As divers, we get to see part of the world that the majority of people don’t. And if you are an underwater photographer or an underwater videographer, you get to share that world with others. We’re very lucky. However, it is easy to take this for granted. Quite often, as divers, we hang out with our diving friends and nobody stops to think how amazing what we do is. So it is very precious when, every now and then, we get a good reminder of how lucky we are and how the non-diving world is staggered by the places we explore and the things we see. This has been happening to me recently as two of my underwater photos from British waters are currently being featured on a new series of postage stamps, here in the UK. And lots of people have been in touch about them.

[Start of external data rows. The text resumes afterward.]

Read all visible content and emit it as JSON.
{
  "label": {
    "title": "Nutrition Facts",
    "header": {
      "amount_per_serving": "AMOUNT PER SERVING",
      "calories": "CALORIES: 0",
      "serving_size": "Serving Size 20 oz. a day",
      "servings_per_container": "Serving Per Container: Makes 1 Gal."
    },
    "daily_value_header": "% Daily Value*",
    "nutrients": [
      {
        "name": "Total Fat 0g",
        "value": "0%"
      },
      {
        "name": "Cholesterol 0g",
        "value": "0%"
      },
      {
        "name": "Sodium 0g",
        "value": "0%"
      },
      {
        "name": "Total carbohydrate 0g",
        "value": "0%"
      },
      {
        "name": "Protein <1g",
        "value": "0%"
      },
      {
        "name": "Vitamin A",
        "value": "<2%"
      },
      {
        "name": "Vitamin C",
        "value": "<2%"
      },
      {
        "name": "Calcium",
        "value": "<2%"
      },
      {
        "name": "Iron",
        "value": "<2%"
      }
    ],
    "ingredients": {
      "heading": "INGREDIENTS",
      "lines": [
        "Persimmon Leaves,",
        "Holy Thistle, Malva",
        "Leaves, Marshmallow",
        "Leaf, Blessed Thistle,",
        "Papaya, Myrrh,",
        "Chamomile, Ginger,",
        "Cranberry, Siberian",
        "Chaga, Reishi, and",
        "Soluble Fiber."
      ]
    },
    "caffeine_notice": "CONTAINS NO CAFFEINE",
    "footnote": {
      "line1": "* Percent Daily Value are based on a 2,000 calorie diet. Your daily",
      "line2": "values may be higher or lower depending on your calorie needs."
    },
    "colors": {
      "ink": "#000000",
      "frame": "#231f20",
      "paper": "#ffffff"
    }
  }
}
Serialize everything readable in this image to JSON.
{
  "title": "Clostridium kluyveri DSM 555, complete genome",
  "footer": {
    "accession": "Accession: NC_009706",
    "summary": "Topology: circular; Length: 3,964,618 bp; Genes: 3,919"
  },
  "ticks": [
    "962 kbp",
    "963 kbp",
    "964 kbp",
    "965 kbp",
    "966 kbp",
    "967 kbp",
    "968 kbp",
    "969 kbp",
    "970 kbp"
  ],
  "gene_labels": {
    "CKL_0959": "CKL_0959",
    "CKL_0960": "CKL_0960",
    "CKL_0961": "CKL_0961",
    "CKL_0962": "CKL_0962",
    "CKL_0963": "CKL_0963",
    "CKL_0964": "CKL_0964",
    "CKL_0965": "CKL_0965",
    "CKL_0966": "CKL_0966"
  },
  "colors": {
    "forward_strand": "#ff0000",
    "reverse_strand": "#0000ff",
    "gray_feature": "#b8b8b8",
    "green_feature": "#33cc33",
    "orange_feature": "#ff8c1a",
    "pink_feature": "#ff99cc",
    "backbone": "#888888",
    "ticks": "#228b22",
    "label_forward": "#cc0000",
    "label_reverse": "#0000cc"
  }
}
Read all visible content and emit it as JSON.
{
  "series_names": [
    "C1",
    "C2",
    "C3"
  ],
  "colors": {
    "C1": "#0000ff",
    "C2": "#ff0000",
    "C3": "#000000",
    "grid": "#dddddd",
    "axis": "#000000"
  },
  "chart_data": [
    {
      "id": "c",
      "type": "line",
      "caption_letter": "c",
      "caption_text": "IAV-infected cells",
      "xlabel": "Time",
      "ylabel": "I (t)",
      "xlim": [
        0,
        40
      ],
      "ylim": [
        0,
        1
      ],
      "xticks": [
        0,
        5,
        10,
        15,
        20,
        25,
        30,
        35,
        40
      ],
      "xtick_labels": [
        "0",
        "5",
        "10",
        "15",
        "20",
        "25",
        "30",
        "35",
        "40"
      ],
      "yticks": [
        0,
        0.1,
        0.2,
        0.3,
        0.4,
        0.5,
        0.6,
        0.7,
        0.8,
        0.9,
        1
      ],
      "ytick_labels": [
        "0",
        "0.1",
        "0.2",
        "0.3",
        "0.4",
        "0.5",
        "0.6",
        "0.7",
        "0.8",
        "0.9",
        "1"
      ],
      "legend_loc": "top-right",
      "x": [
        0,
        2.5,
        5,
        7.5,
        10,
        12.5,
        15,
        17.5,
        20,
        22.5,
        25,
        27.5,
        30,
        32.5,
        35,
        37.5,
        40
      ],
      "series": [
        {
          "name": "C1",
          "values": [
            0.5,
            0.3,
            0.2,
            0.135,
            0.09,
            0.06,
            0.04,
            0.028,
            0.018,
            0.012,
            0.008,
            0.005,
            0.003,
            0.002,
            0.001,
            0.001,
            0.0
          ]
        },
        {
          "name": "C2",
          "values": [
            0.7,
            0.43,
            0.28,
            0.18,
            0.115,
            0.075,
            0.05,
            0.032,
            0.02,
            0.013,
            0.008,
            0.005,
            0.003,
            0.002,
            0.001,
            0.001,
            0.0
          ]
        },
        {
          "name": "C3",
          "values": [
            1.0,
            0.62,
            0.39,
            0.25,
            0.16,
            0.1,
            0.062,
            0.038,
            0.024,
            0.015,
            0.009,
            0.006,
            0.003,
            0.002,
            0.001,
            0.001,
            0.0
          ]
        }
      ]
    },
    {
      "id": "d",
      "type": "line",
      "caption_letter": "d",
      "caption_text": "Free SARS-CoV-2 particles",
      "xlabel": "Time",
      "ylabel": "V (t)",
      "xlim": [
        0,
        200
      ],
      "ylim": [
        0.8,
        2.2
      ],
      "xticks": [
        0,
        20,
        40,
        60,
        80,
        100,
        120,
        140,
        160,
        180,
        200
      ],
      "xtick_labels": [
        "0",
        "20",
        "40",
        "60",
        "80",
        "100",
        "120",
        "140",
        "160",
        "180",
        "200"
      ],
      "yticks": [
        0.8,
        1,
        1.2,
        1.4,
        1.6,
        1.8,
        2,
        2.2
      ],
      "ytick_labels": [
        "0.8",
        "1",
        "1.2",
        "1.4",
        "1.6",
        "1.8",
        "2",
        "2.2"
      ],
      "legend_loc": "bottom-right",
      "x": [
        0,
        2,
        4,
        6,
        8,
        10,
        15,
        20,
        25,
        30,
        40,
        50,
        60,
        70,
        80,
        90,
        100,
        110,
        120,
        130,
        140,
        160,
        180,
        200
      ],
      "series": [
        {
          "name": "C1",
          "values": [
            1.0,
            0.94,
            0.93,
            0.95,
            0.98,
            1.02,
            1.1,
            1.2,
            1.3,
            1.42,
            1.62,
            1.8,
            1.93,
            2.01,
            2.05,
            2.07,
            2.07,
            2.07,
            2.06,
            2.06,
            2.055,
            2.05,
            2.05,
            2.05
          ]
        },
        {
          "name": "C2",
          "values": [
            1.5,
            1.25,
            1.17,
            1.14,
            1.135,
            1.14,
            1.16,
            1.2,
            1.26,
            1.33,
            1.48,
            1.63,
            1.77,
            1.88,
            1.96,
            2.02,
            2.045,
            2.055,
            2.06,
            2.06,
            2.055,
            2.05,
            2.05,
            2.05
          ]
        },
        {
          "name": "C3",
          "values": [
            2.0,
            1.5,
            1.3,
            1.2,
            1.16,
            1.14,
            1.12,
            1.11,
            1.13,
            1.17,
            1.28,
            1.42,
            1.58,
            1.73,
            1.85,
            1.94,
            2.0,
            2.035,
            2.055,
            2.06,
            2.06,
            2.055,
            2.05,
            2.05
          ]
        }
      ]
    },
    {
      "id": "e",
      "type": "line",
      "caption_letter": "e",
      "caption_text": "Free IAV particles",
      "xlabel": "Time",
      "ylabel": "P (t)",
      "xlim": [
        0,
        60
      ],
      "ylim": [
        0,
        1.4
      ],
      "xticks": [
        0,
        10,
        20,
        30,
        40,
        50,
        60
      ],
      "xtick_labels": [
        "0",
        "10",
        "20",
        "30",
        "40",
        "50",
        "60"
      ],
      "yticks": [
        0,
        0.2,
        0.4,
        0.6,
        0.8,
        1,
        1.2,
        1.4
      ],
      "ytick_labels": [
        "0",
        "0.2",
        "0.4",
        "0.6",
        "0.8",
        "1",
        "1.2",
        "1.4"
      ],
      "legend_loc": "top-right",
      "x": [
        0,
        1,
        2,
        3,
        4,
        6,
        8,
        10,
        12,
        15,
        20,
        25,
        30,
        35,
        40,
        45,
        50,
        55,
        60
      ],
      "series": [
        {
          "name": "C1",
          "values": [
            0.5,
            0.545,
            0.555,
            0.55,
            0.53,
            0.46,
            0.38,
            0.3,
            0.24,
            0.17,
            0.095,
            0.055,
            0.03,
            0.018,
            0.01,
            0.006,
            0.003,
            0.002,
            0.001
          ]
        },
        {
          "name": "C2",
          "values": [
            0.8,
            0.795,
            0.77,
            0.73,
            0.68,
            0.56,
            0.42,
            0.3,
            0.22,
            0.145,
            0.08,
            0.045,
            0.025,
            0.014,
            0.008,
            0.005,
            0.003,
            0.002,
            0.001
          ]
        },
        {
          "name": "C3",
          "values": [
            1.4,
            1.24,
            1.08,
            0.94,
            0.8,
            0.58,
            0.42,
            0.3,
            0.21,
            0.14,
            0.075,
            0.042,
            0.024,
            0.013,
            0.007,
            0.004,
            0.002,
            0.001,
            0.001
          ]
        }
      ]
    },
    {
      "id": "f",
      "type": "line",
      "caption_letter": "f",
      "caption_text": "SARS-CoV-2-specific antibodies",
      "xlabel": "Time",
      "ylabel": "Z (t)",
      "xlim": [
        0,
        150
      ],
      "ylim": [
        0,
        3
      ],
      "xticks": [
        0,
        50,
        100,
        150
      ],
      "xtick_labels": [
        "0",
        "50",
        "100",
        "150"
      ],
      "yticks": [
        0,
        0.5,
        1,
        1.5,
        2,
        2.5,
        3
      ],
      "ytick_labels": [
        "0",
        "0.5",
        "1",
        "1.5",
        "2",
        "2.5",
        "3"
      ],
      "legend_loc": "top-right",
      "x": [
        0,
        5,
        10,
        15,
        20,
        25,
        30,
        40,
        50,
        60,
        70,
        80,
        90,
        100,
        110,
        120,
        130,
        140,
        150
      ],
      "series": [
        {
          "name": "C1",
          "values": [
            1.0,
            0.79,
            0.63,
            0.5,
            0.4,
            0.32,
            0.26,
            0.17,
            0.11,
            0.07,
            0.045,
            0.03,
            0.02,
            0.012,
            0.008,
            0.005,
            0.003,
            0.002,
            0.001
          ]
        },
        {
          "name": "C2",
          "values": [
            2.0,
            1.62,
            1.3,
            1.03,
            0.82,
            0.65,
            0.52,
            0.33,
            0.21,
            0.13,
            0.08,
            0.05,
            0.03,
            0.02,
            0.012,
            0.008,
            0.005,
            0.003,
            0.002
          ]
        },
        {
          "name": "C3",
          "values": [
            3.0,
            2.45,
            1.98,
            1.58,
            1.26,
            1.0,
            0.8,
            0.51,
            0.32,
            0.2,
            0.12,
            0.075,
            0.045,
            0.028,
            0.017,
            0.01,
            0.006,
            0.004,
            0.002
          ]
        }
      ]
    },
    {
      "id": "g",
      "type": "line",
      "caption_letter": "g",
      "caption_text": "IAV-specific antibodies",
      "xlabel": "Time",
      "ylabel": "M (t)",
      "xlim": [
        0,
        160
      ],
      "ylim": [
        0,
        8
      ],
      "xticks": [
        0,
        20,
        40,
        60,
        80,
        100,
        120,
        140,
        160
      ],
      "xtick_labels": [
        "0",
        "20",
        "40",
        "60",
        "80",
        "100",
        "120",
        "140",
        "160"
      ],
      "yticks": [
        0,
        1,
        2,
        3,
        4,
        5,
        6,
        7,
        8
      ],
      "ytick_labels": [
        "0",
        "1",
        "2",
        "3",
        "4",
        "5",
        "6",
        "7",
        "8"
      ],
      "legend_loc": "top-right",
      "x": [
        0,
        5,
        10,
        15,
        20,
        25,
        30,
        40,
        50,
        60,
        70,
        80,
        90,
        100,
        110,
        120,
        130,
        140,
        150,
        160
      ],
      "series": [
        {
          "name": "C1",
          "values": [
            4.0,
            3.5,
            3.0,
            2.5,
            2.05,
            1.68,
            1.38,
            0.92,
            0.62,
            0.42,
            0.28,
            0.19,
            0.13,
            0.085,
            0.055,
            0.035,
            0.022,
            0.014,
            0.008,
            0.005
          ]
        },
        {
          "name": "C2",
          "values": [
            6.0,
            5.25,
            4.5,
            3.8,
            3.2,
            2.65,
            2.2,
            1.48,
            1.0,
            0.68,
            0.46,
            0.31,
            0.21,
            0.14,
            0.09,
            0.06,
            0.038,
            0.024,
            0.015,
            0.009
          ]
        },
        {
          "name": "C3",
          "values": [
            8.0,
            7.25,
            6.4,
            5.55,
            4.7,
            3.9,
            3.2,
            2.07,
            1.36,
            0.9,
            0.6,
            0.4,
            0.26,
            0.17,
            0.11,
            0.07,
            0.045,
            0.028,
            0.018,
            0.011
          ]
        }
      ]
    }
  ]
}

The series of stamps is called Wild Coasts and, as all British stamp designs are, were approved by the Queen. I wasn’t involved with the selection of the pictures. They were put together by the Royal Mail working with Professor David Sims from the Marine Biological Association and University of Southampton, who commented “The stamps are a great opportunity to celebrate the UK’s wonderfully diverse marine life but also to acknowledge our responsibility to protect these increasingly impacted species and ecosystems.”
I was thrilled to see my two photos selected. They show a large male cuttlefish, photographed in Devon, England, and a long-snouted seahorse, photographed in Dorset, England. The UK is the northern edge of the range of both these species, which grow larger in our cooler waters. Seahorses in the UK are a protected species and any activity that could disturb them, including diving or photographing them, requires a special licence. Around the world there are quite a few species and sometimes locations that require a licence to photograph from local authorities. I have held photographic licences for species ranging from sockeye salmon to blue whales. The seahorse licence was free but required me to plan my photography and submit that plan for approval. The bureaucracy was worth it, as my photos from that shoot have been used in many marine conservation campaigns and to promote the life in British seas in magazines and books.
As an underwater photographer, my photos have appeared in many unusual places, including on several occasions being used as tattoos! I've had photos on stamps before, but this is the first time in my own country. It is always exciting when something you spotted underwater and photographed is seen widely. But seeing my photos on the stamps that come through my letterbox is the best yet!